“[W]e as an industry still have a long way to go to be able to match human perception capabilities,” said Park.
The common misconception is that the higher the megapixel count on a sensor, the better the image. This is not strictly true, as many phones released recently with 48Mp or 64Mp sensors won’t necessarily take better images than a 12Mp sensor. The latter might (and in the case of the Google Pixel 4, does) have better software processing that creates a better image in tandem with the hardware.
Indeed, we found the advanced camera system on Samsung’s Galaxy S20 Ultra wanting in our review, with inconsistent results and ongoing autofocus issues. The phone costs £1,199/$1,399.
The Ultra can technically output 108Mp images with its main sensor, but the real advantage of that number is it doing what is known as ‘pixel binning’ – collecting tons of image data to produce a more detailed 12Mp or 27Mp shot.
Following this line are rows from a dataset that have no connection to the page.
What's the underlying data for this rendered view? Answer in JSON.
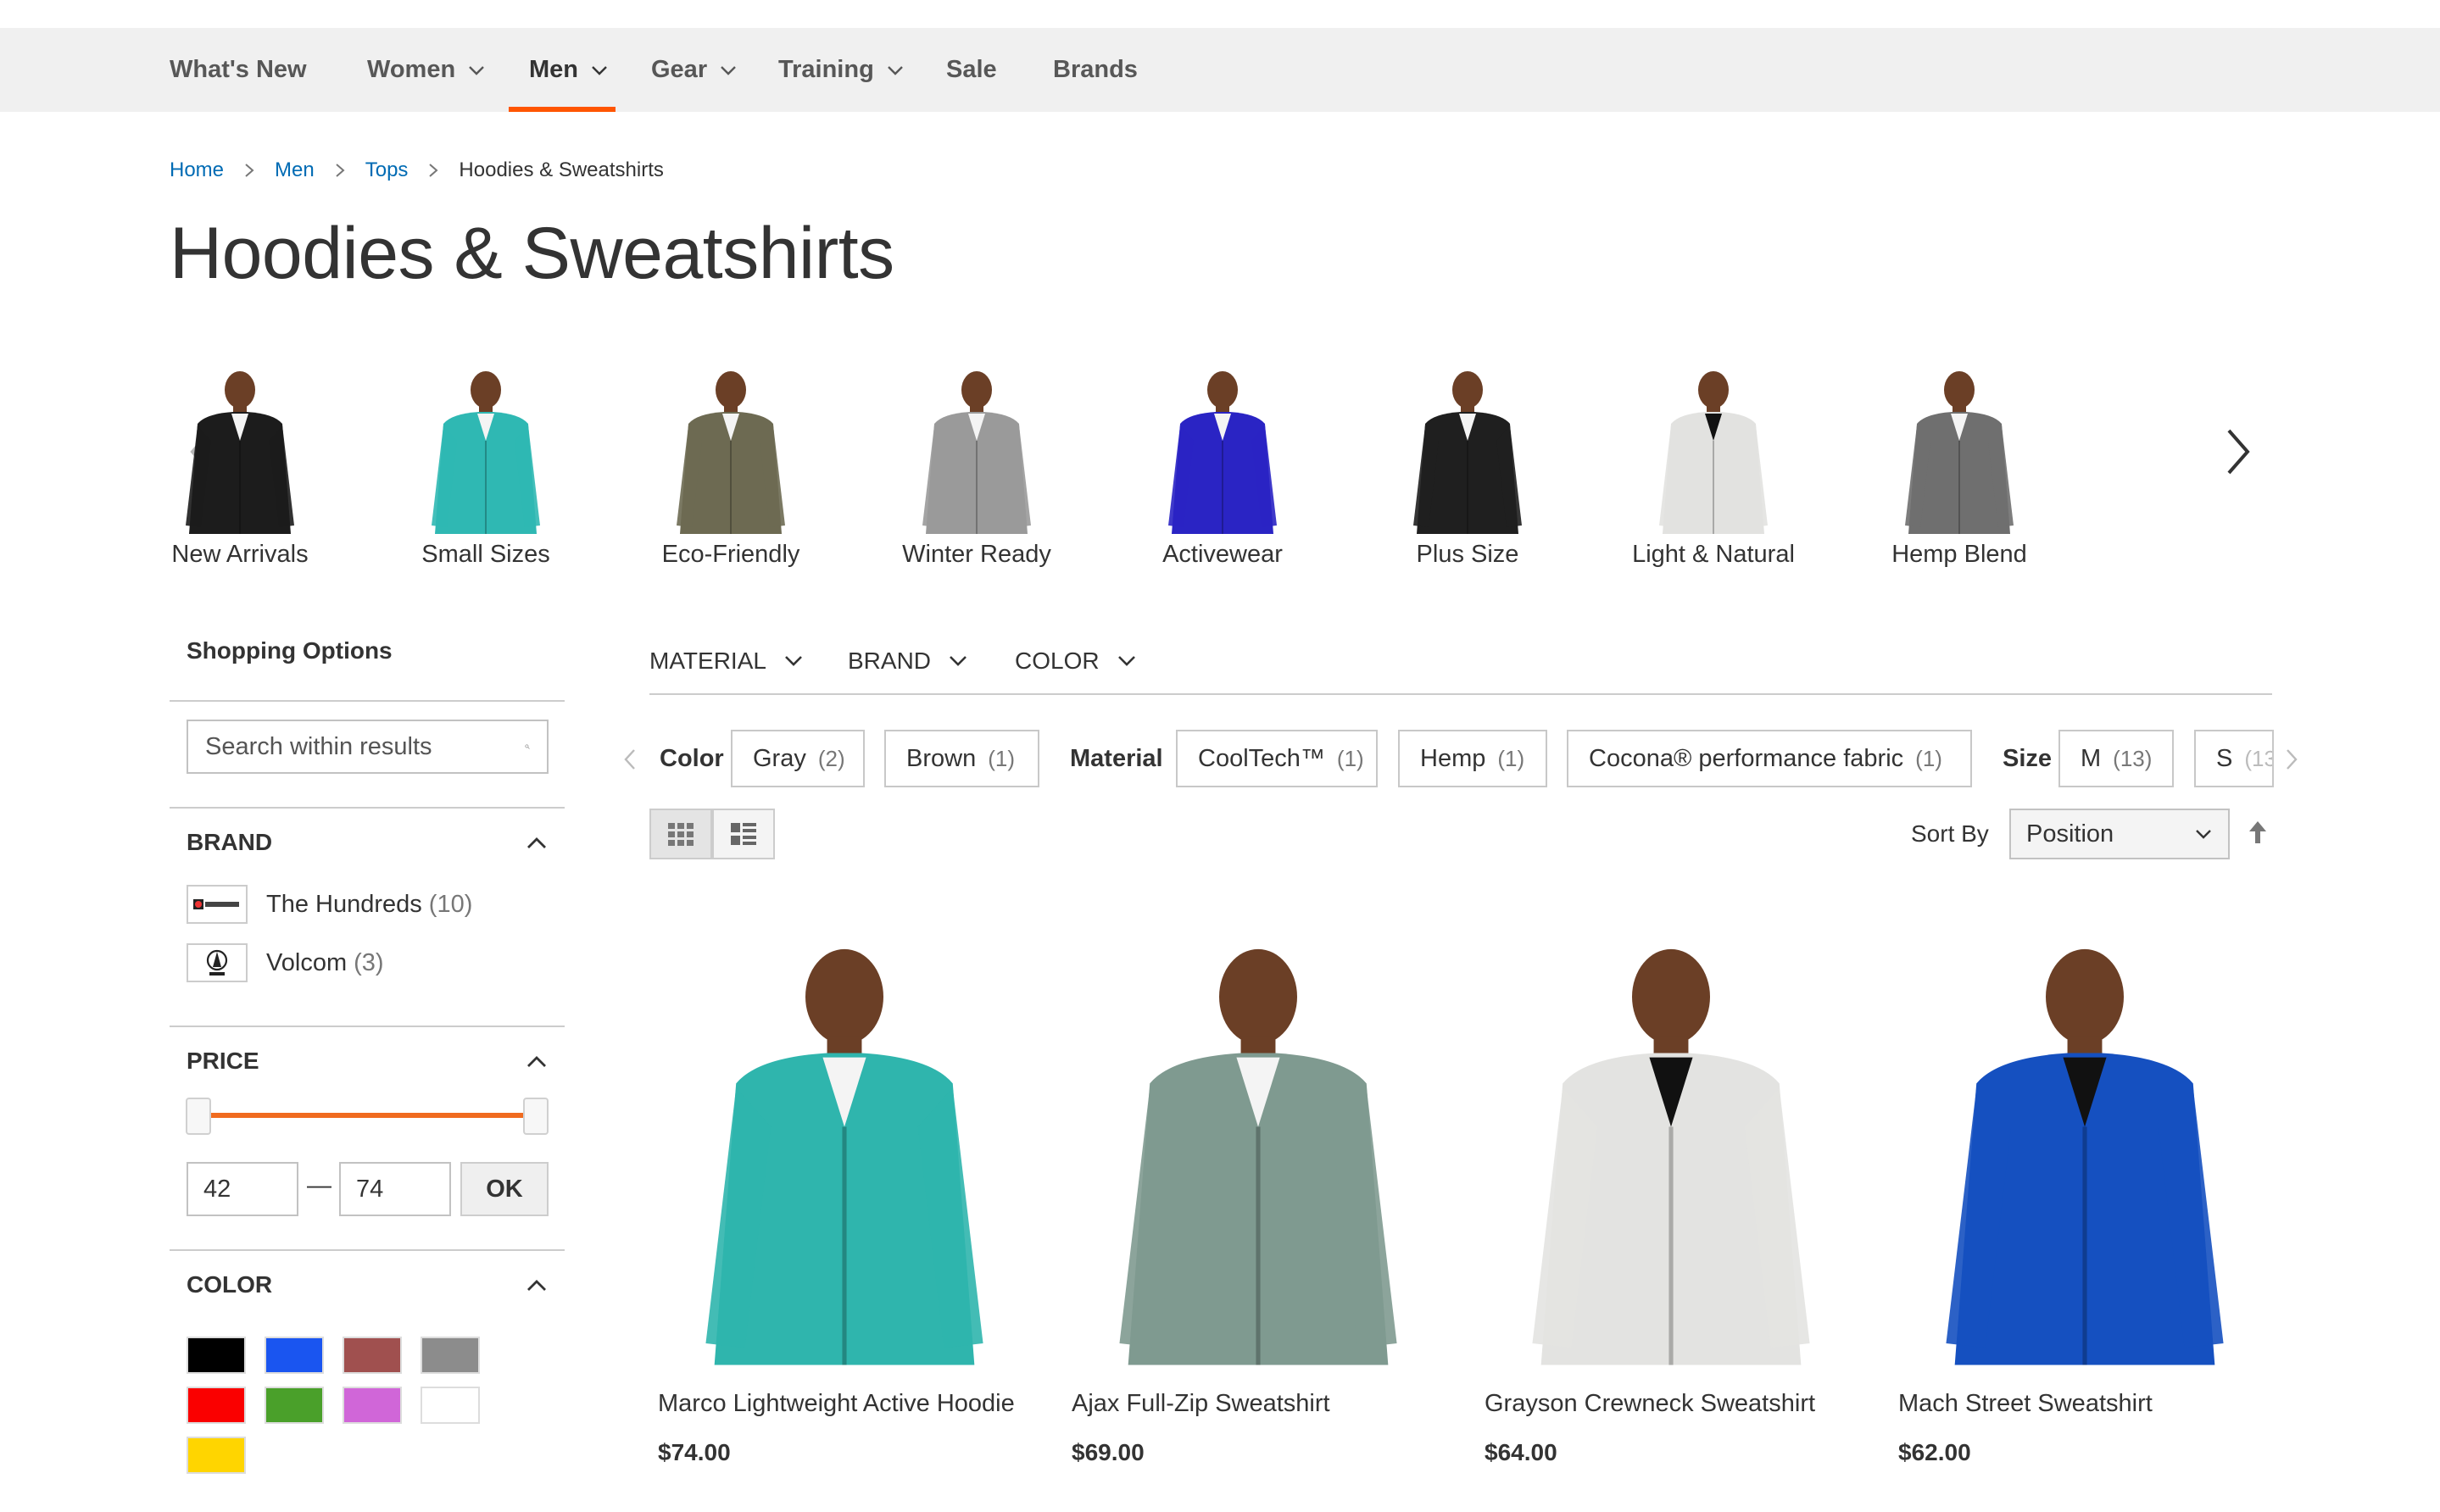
{
  "nav": {
    "items": [
      {
        "label": "What's New",
        "has_menu": false
      },
      {
        "label": "Women",
        "has_menu": true
      },
      {
        "label": "Men",
        "has_menu": true,
        "active": true
      },
      {
        "label": "Gear",
        "has_menu": true
      },
      {
        "label": "Training",
        "has_menu": true
      },
      {
        "label": "Sale",
        "has_menu": false
      },
      {
        "label": "Brands",
        "has_menu": false
      }
    ]
  },
  "breadcrumb": {
    "items": [
      "Home",
      "Men",
      "Tops"
    ],
    "current": "Hoodies & Sweatshirts"
  },
  "page_title": "Hoodies & Sweatshirts",
  "categories": [
    {
      "label": "New Arrivals",
      "color": "#1c1c1c"
    },
    {
      "label": "Small Sizes",
      "color": "#2fb8b3"
    },
    {
      "label": "Eco-Friendly",
      "color": "#6d6a52"
    },
    {
      "label": "Winter Ready",
      "color": "#9a9a9a"
    },
    {
      "label": "Activewear",
      "color": "#2a24c4"
    },
    {
      "label": "Plus Size",
      "color": "#1f1f1f"
    },
    {
      "label": "Light & Natural",
      "color": "#e2e2e0"
    },
    {
      "label": "Hemp Blend",
      "color": "#6f6f6f"
    }
  ],
  "sidebar": {
    "title": "Shopping Options",
    "search_placeholder": "Search within results",
    "brand": {
      "title": "BRAND",
      "items": [
        {
          "label": "The Hundreds",
          "count": "(10)"
        },
        {
          "label": "Volcom",
          "count": "(3)"
        }
      ]
    },
    "price": {
      "title": "PRICE",
      "min": "42",
      "max": "74",
      "dash": "—",
      "ok": "OK"
    },
    "color": {
      "title": "COLOR",
      "swatches": [
        "#000000",
        "#1a55f0",
        "#a0504f",
        "#8c8c8c",
        "#fa0000",
        "#4aa02a",
        "#d066d8",
        "#ffffff",
        "#ffd500"
      ]
    }
  },
  "filter_tabs": [
    "MATERIAL",
    "BRAND",
    "COLOR"
  ],
  "active_filters": {
    "color_label": "Color",
    "color_chips": [
      {
        "label": "Gray",
        "count": "(2)"
      },
      {
        "label": "Brown",
        "count": "(1)"
      }
    ],
    "material_label": "Material",
    "material_chips": [
      {
        "label": "CoolTech™",
        "count": "(1)"
      },
      {
        "label": "Hemp",
        "count": "(1)"
      },
      {
        "label": "Cocona® performance fabric",
        "count": "(1)"
      }
    ],
    "size_label": "Size",
    "size_chips": [
      {
        "label": "M",
        "count": "(13)"
      },
      {
        "label": "S",
        "count": "(13"
      }
    ]
  },
  "toolbar": {
    "sort_label": "Sort By",
    "sort_value": "Position"
  },
  "products": [
    {
      "name": "Marco Lightweight Active Hoodie",
      "price": "$74.00",
      "color": "#2fb5ad"
    },
    {
      "name": "Ajax Full-Zip Sweatshirt",
      "price": "$69.00",
      "color": "#7f9a90"
    },
    {
      "name": "Grayson Crewneck Sweatshirt",
      "price": "$64.00",
      "color": "#e3e3e1"
    },
    {
      "name": "Mach Street Sweatshirt",
      "price": "$62.00",
      "color": "#1550c0"
    }
  ],
  "colors": {
    "accent": "#ff5501",
    "link": "#006bb4",
    "nav_bg": "#f0f0f0"
  }
}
At the end of Park’s blog there is a paragraph titled ‘Aiming for 600Mp for All’, and is the only mention of the 600Mp figure. He says:
“To date, the major applications for image sensors have been in the smartphones field, but this is expected to expand soon into other rapidly-emerging fields such as autonomous vehicles, IoT and drones. Samsung is proud to have been leading the small-pixel, high-resolution sensor trend that will continue through 2020 and beyond, and is prepared to ride the next wave of technological innovation with a comprehensive product portfolio that addresses the diverse needs of device manufacturers. Through relentless innovation, we are determined to open up endless possibilities in pixel technologies that might even deliver image sensors that can capture more detail than the human eye.”
This pledge implies Samsung isn’t necessarily aiming to produce a 600Mp sensor for phones. In fact, a sensor this big probably couldn’t fit in a phone. But it shows the company’s determination to lead when it comes to imaging and pushing its technology beyond the confines of its current market segments.